When interpreting data, it is vastly important for biotech investors to have a basic understanding of statistics. An investor without a basic understanding of statistics may have read the HOPE part A data as negative because it didn't reach "statistical significance". However, this was quite possibly the fault of a low sample size. Also recall, HOPE part A was never designed to seek statistical significance in secondary endpoints like VOC. That's what part B is/was designed for.

For now, it appears shares of GBT are trading at discounts that are likely the result of misunderstandings.

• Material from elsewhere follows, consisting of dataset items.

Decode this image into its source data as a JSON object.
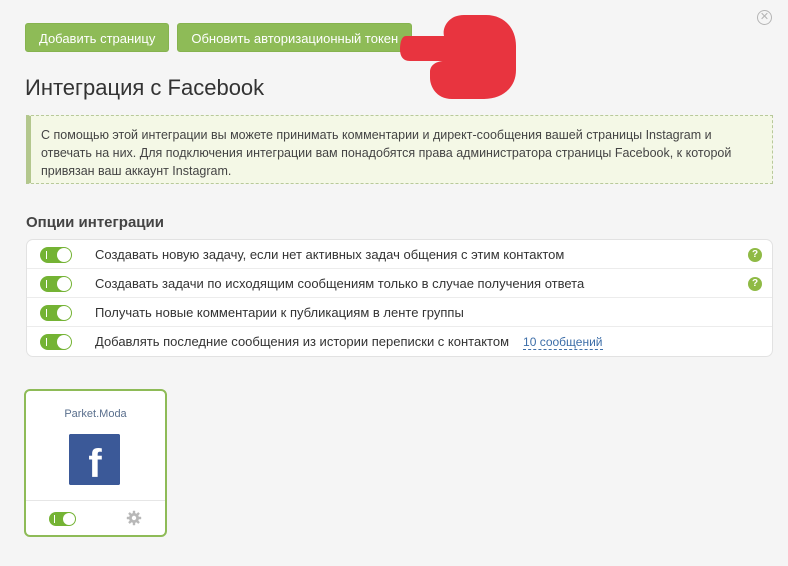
{
  "toolbar": {
    "add_page_label": "Добавить страницу",
    "refresh_token_label": "Обновить авторизационный токен"
  },
  "page_title": "Интеграция с Facebook",
  "info_text": "С помощью этой интеграции вы можете принимать комментарии и директ-сообщения вашей страницы Instagram и отвечать на них. Для подключения интеграции вам понадобятся права администратора страницы Facebook, к которой привязан ваш аккаунт Instagram.",
  "options_title": "Опции интеграции",
  "options": [
    {
      "label": "Создавать новую задачу, если нет активных задач общения с этим контактом",
      "enabled": true,
      "help": "?"
    },
    {
      "label": "Создавать задачи по исходящим сообщениям только в случае получения ответа",
      "enabled": true,
      "help": "?"
    },
    {
      "label": "Получать новые комментарии к публикациям в ленте группы",
      "enabled": true
    },
    {
      "label": "Добавлять последние сообщения из истории переписки с контактом",
      "enabled": true,
      "link": "10 сообщений"
    }
  ],
  "page_card": {
    "name": "Parket.Moda",
    "logo_letter": "f",
    "enabled": true
  },
  "colors": {
    "accent_green": "#8ebb57",
    "toggle_green": "#74b334",
    "facebook_blue": "#3b5998",
    "pointer_red": "#e8343f"
  }
}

If Voxelotor is a drug that can significantly reduce hemolytic anemia while provide numerical reductions in VOC (even if it's not considered "statistically significant), it is more than likely to provide clinical benefits in sickle cell disease patients. Despite the weakness in share price, GBT remains a conviction buy with a price target of $75 to be reached within 12-18 months.